Non, la seule chose importante est de chasser Nicolas Sarkozy de l’Elysée. Remplacer un pantin par un autre, après tout, serait-ce si dramatique ? Bien sûr, si on attend du futur président qu’il œuvre dans le bon sens, autant s’abstenir dès le premier tour. Néanmoins, et en France c’est une expérience coutumière, on a pu constater amèrement que le candidat rentrant était bien pire que le candidat sortant. Vous avez détesté Sarkozy ? Vous haïrez Hollande. Ce n’est donc peut-être pas la peine de choisir par défaut le pire. Loin de moi de soutenir le président sortant, et d’ailleurs je n’attends rien d’un nouveau président, mais il faut objectivement regarder Hollande en face et voir à quelle catastrophe nous devons nous attendre s’il est élu. Et il semble bien que, sauf erreur majeure de sa part, si par exemple il apparaissait sous son vrai jour comme la version « de gauche » de Sarkozy, il sera le prochain président. Son programme calamiteux semble sans importance aux yeux d’électeurs excédés dont le rejet aveugle de Sarkozy va les amener à choisir Sarkozy en pire.

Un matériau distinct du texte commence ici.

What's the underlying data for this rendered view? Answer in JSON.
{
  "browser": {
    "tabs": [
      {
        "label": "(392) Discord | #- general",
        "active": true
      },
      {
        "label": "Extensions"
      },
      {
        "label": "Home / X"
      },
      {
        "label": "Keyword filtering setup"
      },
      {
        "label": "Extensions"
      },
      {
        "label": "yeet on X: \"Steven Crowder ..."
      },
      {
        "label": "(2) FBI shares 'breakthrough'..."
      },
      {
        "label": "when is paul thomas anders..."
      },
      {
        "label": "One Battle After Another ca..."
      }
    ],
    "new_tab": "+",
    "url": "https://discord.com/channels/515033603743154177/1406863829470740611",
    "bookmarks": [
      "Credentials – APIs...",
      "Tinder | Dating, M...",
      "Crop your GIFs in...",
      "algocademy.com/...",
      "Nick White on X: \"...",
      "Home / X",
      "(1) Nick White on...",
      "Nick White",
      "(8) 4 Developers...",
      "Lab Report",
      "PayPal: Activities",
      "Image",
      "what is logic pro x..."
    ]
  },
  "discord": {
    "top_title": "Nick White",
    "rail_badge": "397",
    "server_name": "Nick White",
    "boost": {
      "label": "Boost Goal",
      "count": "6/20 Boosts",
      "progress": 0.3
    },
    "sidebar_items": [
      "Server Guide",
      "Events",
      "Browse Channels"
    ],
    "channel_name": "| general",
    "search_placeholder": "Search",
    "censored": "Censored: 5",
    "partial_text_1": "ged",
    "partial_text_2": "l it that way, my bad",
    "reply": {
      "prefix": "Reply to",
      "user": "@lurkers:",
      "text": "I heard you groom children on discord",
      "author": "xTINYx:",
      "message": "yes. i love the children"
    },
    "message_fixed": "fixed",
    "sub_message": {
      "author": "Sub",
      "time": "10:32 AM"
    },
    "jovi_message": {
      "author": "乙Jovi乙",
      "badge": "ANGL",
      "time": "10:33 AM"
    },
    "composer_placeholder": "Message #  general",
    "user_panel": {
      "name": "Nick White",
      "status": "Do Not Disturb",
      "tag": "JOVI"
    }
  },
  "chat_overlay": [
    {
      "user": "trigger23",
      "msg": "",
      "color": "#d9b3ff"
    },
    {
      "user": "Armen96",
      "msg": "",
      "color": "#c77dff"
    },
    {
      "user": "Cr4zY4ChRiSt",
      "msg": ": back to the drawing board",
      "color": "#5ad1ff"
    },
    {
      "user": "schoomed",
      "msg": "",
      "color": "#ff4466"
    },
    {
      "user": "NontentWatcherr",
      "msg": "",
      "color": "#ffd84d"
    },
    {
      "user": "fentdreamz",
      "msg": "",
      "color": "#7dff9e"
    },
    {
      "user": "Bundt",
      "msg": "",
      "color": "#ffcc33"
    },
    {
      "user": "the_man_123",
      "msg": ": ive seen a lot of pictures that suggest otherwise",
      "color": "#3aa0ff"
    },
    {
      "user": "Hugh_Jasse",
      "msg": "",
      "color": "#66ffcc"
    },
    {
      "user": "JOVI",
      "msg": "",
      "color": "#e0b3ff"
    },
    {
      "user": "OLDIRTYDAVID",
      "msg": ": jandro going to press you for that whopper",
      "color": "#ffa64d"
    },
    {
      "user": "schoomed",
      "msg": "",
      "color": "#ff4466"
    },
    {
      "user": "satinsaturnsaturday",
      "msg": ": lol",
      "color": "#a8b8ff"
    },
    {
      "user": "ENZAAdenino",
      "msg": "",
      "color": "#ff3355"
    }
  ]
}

Hollande incarne l'anti-sarkozysme, donc le rejet haineux du président sortant et de ce qu'il représente, alors que Sarkozy incarne l'anti-hollandisme, la peur panique des mesures économiquement les plus dangereuses du candidat pseudo-socialiste. La haine contre la peur, ce n'est pas de cette politique là dont on a besoin en France et en Europe. Le programme de Hollande comme celui de Sarkozy n'ont plus d'importance, et puis quel électeur lit encore les programmes présidentiels. Le problème est que sur tout les points que j'ai évoqués, Hollande fera ce sur quoi il s'est engagé.